What great things may come for those that carry the dreams of others beyond the threshold of reasonable thought and into the realms of the unreasonable? Is there a limit to joy, when the world is perceived through the rose-tinted glasses of a football fan that watches a team of heroes, and heard through ears that witness a stadium – a temple for the faithful – in full voice?
Don’t get me wrong – bragging rights are great. It’s great that we spanked the mags six times in a row, and it’s wonderful that an army of Sunderland fans were given the opportunity to descend on Covent Garden for those heady days of hoping beyond hope that together we could achieve greatness, however fleeting it might be.
But when the chips are down and you’re thinking of renewing your season ticket, or planning your away campaign, the emotions that spur you on and kindle that excitement in the core of you are influenced not by some grand spectacle that is ‘elite’ football, but rather the passion of your team on the pitch. We all enjoy a Barcelona game but would you give up Sunderland for them? Not in a thousand lifetimes.
What I wanted from my club three years ago and what I want now hasn’t changed, not really. I remember stating quite happily that I’d settle for mid-table anonymity in the Premier League – why? Why is that OK? Why is that acceptable? Where is the dream in that? Sat now at the bottom of the rung with our peers mocking us on an almost-daily basis, I’m left wondering why I ever wanted to settle for being out of the spotlight, as we are now.

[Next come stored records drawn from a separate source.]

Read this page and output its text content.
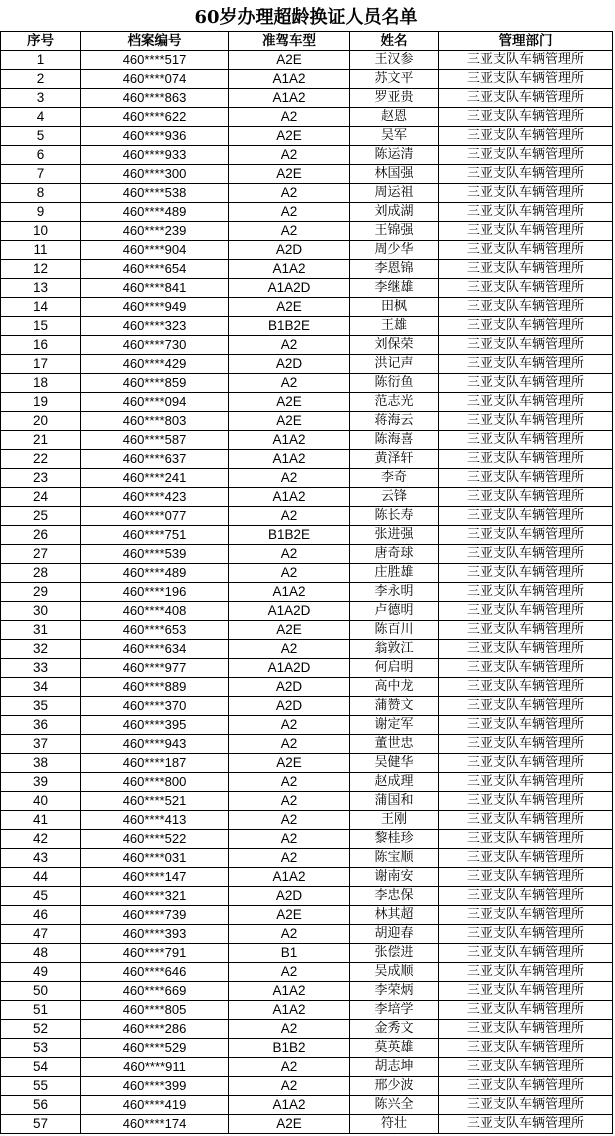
60岁办理超龄换证人员名单
序号	档案编号	准驾车型	姓名	管理部门
1	460****517	A2E	王汉参	三亚支队车辆管理所
2	460****074	A1A2	苏文平	三亚支队车辆管理所
3	460****863	A1A2	罗亚贵	三亚支队车辆管理所
4	460****622	A2	赵恩	三亚支队车辆管理所
5	460****936	A2E	吴军	三亚支队车辆管理所
6	460****933	A2	陈运清	三亚支队车辆管理所
7	460****300	A2E	林国强	三亚支队车辆管理所
8	460****538	A2	周运祖	三亚支队车辆管理所
9	460****489	A2	刘成湖	三亚支队车辆管理所
10	460****239	A2	王锦强	三亚支队车辆管理所
11	460****904	A2D	周少华	三亚支队车辆管理所
12	460****654	A1A2	李恩锦	三亚支队车辆管理所
13	460****841	A1A2D	李继雄	三亚支队车辆管理所
14	460****949	A2E	田枫	三亚支队车辆管理所
15	460****323	B1B2E	王雄	三亚支队车辆管理所
16	460****730	A2	刘保荣	三亚支队车辆管理所
17	460****429	A2D	洪记声	三亚支队车辆管理所
18	460****859	A2	陈衍鱼	三亚支队车辆管理所
19	460****094	A2E	范志光	三亚支队车辆管理所
20	460****803	A2E	蒋海云	三亚支队车辆管理所
21	460****587	A1A2	陈海喜	三亚支队车辆管理所
22	460****637	A1A2	黄泽轩	三亚支队车辆管理所
23	460****241	A2	李奇	三亚支队车辆管理所
24	460****423	A1A2	云锋	三亚支队车辆管理所
25	460****077	A2	陈长寿	三亚支队车辆管理所
26	460****751	B1B2E	张进强	三亚支队车辆管理所
27	460****539	A2	唐奇球	三亚支队车辆管理所
28	460****489	A2	庄胜雄	三亚支队车辆管理所
29	460****196	A1A2	李永明	三亚支队车辆管理所
30	460****408	A1A2D	卢德明	三亚支队车辆管理所
31	460****653	A2E	陈百川	三亚支队车辆管理所
32	460****634	A2	翁敦江	三亚支队车辆管理所
33	460****977	A1A2D	何启明	三亚支队车辆管理所
34	460****889	A2D	高中龙	三亚支队车辆管理所
35	460****370	A2D	蒲赞文	三亚支队车辆管理所
36	460****395	A2	谢定军	三亚支队车辆管理所
37	460****943	A2	董世忠	三亚支队车辆管理所
38	460****187	A2E	吴健华	三亚支队车辆管理所
39	460****800	A2	赵成理	三亚支队车辆管理所
40	460****521	A2	蒲国和	三亚支队车辆管理所
41	460****413	A2	王刚	三亚支队车辆管理所
42	460****522	A2	黎桂珍	三亚支队车辆管理所
43	460****031	A2	陈宝顺	三亚支队车辆管理所
44	460****147	A1A2	谢南安	三亚支队车辆管理所
45	460****321	A2D	李忠保	三亚支队车辆管理所
46	460****739	A2E	林其超	三亚支队车辆管理所
47	460****393	A2	胡迎春	三亚支队车辆管理所
48	460****791	B1	张偿进	三亚支队车辆管理所
49	460****646	A2	吴成顺	三亚支队车辆管理所
50	460****669	A1A2	李荣炳	三亚支队车辆管理所
51	460****805	A1A2	李培学	三亚支队车辆管理所
52	460****286	A2	金秀文	三亚支队车辆管理所
53	460****529	B1B2	莫英雄	三亚支队车辆管理所
54	460****911	A2	胡志坤	三亚支队车辆管理所
55	460****399	A2	邢少波	三亚支队车辆管理所
56	460****419	A1A2	陈兴全	三亚支队车辆管理所
57	460****174	A2E	符壮	三亚支队车辆管理所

It’s typical of an adventure though; the need to stop and rest, and take account of your surroundings. Man... the last ten years were some adventure. We may not have been pulling up trees in the league or knocking on the European facade, but we made some noise didn’t we? And it was tiring, wasn’t it? Every season more mentally draining than the last.
That was an adventure in itself, but it’s time for a new one.

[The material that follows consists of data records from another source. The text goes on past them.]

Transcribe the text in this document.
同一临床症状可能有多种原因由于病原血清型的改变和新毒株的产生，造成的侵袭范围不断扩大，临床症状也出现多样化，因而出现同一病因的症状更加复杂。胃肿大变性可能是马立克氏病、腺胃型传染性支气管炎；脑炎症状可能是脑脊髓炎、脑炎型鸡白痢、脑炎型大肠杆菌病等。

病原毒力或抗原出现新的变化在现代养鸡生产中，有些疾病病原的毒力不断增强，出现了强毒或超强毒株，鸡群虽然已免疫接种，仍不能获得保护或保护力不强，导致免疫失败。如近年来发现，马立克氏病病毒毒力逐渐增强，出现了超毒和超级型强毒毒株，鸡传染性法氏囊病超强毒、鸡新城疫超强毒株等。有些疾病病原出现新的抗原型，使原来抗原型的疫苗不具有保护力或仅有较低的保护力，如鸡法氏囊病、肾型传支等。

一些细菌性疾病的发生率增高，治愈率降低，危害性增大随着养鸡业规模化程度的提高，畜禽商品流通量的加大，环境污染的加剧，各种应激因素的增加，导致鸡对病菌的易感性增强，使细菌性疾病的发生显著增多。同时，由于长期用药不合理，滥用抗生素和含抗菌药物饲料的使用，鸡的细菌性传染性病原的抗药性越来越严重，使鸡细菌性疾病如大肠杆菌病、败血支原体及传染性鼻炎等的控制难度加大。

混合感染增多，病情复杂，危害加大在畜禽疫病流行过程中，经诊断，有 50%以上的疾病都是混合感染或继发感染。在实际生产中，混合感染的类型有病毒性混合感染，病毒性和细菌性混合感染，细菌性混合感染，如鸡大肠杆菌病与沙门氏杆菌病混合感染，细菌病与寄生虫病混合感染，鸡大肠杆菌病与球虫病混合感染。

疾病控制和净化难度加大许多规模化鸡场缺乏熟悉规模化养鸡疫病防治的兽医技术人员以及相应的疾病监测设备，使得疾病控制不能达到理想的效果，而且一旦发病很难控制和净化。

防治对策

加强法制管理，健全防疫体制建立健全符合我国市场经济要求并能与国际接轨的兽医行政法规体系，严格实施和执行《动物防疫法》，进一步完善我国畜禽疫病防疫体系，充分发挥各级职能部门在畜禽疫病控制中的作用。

A few months ago I said something similar but with apathy on my lips, an apathy that is no longer present. Many are the cries of “what’s become of this club!?” and there is justifiable anger at the people that finally broke the bus. Talk of protest is still on the table and that has its place for any number of reasons. But for ourselves – for our own sanity and sense of self-worth – that won’t define us or the future of Sunderland AFC.
So now I guess I’m looking forward. I’m looking past the next nine games, and I’m looking past the CEO and the owner and the mess that’s been made. I’m looking past the manager (whilst still hoping he has the balls to hang around after the dust has settled) and I’m looking past the players. The hour is late and the time for blame has passed. The villain has all but left the stage.
And in a year or two’s time when some as yet unnamed hero is doing the business on the pitch, and all you can hear again is the white noise of the fans in ecstasy as they chant his name and the name of our club, you’ll look around you, and though the bright lights of the Premier League may be far off, you’ll know you’re right where you belong: enjoying football, and with one eye on those bright lights.
This ship may run aground but so long as there’s a club to call Sunderland and a stadium to call home, it will never sink. I get that now.